By an Anonymous Contributor
“My husband and I have been married 6 years and we have two children. When I became pregnant with my last child, my husband became very cold and indifferent. He said he didn’t love me and said I was like a mother to him. He began having an affair with another woman. After the baby was born I filed for divorce and we got a settlement and separated. But my husband didn’t want a divorce.
We went to a marriage counselor for help and he told us what was wrong but didn’t tell us how to make things right. After being separated for three months, we went back together on a six-month trial. We were both miserable separated. We were from very religious homes.

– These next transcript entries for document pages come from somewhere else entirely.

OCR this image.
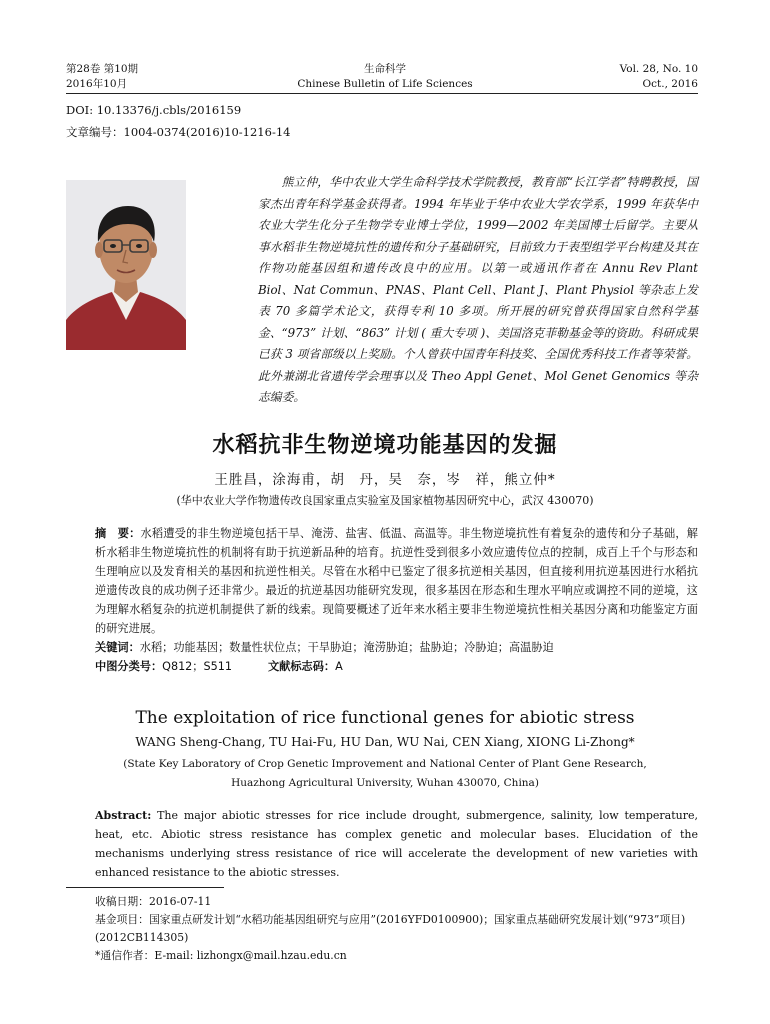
第28卷 第10期
2016年10月
生命科学
Chinese Bulletin of Life Sciences
Vol. 28, No. 10
Oct., 2016
DOI: 10.13376/j.cbls/2016159
文章编号：1004-0374(2016)10-1216-14

熊立仲，华中农业大学生命科学技术学院教授，教育部“长江学者”特聘教授，国家杰出青年科学基金获得者。1994 年毕业于华中农业大学农学系，1999 年获华中农业大学生化分子生物学专业博士学位，1999—2002 年美国博士后留学。主要从事水稻非生物逆境抗性的遗传和分子基础研究，目前致力于表型组学平台构建及其在作物功能基因组和遗传改良中的应用。以第一或通讯作者在 Annu Rev Plant Biol、Nat Commun、PNAS、Plant Cell、Plant J、Plant Physiol 等杂志上发表 70 多篇学术论文，获得专利 10 多项。所开展的研究曾获得国家自然科学基金、“973” 计划、“863” 计划 ( 重大专项 )、美国洛克菲勒基金等的资助。科研成果已获 3 项省部级以上奖励。个人曾获中国青年科技奖、全国优秀科技工作者等荣誉。此外兼湖北省遗传学会理事以及 Theo Appl Genet、Mol Genet Genomics 等杂志编委。

水稻抗非生物逆境功能基因的发掘
王胜昌，涂海甫，胡　丹，吴　奈，岑　祥，熊立仲*
(华中农业大学作物遗传改良国家重点实验室及国家植物基因研究中心，武汉 430070)

摘　要：水稻遭受的非生物逆境包括干旱、淹涝、盐害、低温、高温等。非生物逆境抗性有着复杂的遗传和分子基础，解析水稻非生物逆境抗性的机制将有助于抗逆新品种的培育。抗逆性受到很多小效应遗传位点的控制，成百上千个与形态和生理响应以及发育相关的基因和抗逆性相关。尽管在水稻中已鉴定了很多抗逆相关基因，但直接利用抗逆基因进行水稻抗逆遗传改良的成功例子还非常少。最近的抗逆基因功能研究发现，很多基因在形态和生理水平响应或调控不同的逆境，这为理解水稻复杂的抗逆机制提供了新的线索。现简要概述了近年来水稻主要非生物逆境抗性相关基因分离和功能鉴定方面的研究进展。

关键词：水稻；功能基因；数量性状位点；干旱胁迫；淹涝胁迫；盐胁迫；冷胁迫；高温胁迫

中图分类号：Q812；S511	文献标志码：A

The exploitation of rice functional genes for abiotic stress
WANG Sheng-Chang, TU Hai-Fu, HU Dan, WU Nai, CEN Xiang, XIONG Li-Zhong*
(State Key Laboratory of Crop Genetic Improvement and National Center of Plant Gene Research,
Huazhong Agricultural University, Wuhan 430070, China)

Abstract: The major abiotic stresses for rice include drought, submergence, salinity, low temperature, heat, etc. Abiotic stress resistance has complex genetic and molecular bases. Elucidation of the mechanisms underlying stress resistance of rice will accelerate the development of new varieties with enhanced resistance to the abiotic stresses.

收稿日期：2016-07-11

基金项目：国家重点研发计划“水稻功能基因组研究与应用”(2016YFD0100900)；国家重点基础研究发展计划(“973”项目)(2012CB114305)

*通信作者：E-mail: lizhongx@mail.hzau.edu.cn
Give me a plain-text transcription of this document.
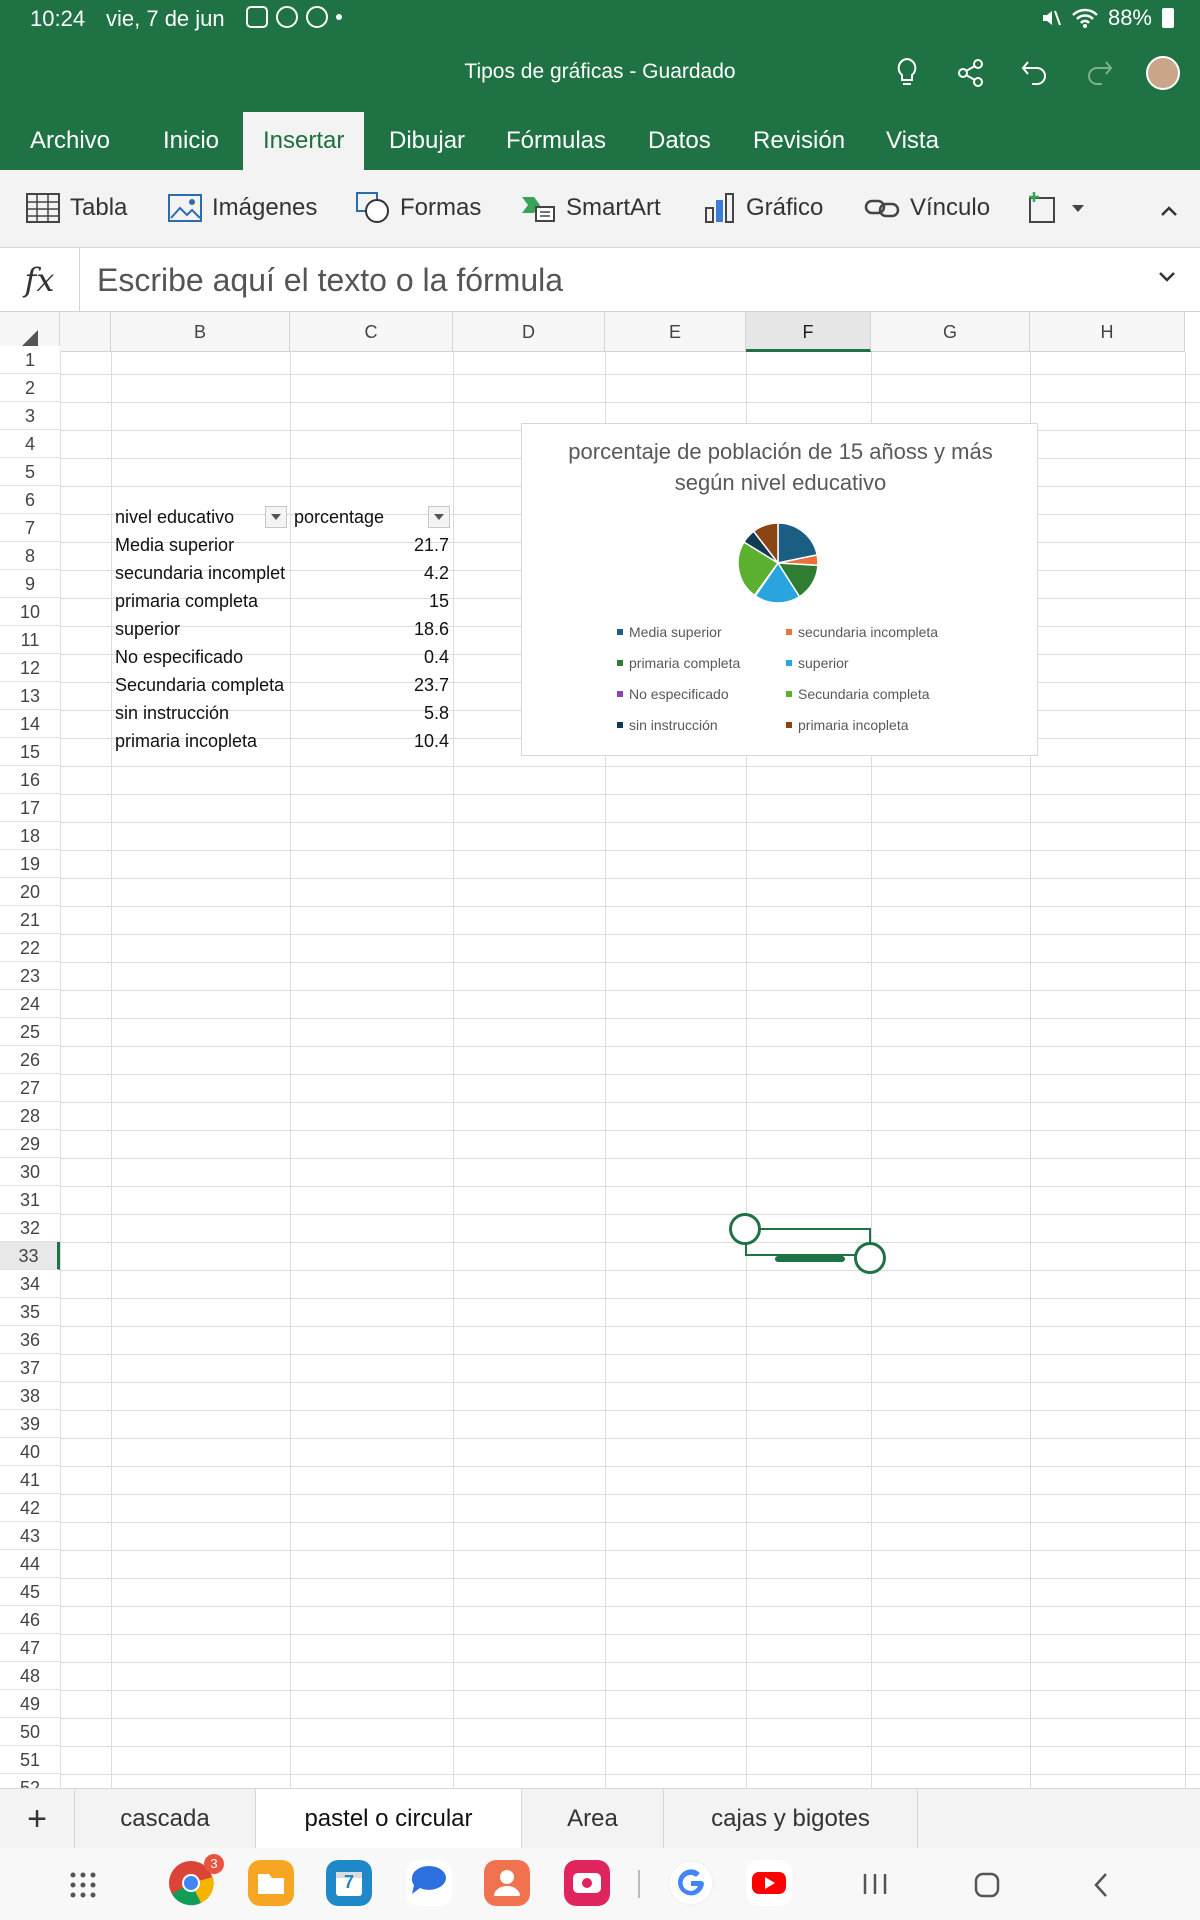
10:24 vie, 7 de jun	88%
Tipos de gráficas - Guardado
Archivo	Inicio	Insertar	Dibujar	Fórmulas	Datos	Revisión	Vista
Tabla	Imágenes	Formas	SmartArt	Gráfico	Vínculo
fx	Escribe aquí el texto o la fórmula
B	C	D	E	F	G	H
1
2
3
4
5
6
7
8
9
10
11
12
13
14
15
16
17
18
19
20
21
22
23
24
25
26
27
28
29
30
31
32
33
34
35
36
37
38
39
40
41
42
43
44
45
46
47
48
49
50
51
nivel educativo	porcentage
Media superior	21.7
secundaria incomplet	4.2
primaria completa	15
superior	18.6
No especificado	0.4
Secundaria completa	23.7
sin instrucción	5.8
primaria incopleta	10.4
porcentaje de población de 15 añoss y más según nivel educativo
Media superior	secundaria incompleta
primaria completa	superior
No especificado	Secundaria completa
sin instrucción	primaria incopleta
+	cascada	pastel o circular	Area	cajas y bigotes
3
7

We attended and were very active in our own church when this happened.
During this trial period our marriage was doing fairly well but was shaky and wasn’t what I wanted. I didn’t feel the tenderness I wanted and needed so desperately. I didn’t feel loved like I wanted to be. I felt like our marriage was very insecure but I didn’t know what to do about it. I felt helpless and worried constantly that my husband would find another woman to have an affair with.
At this time I heard about Fascinating Womanhood. The first time I practiced the principles, I saw my husband’s face light up and I felt tenderness, though small, toward me. We had had very little communication, but when I started admiring him and giving him the sympathetic understanding you describe, he became a changed man. His shell has disappeared and he tells me all his problems and treats me with a lovely tender feeling. It is a marvelous experience, one I have always dreamed of but never had. The more I admire him, the more love I feel from him.”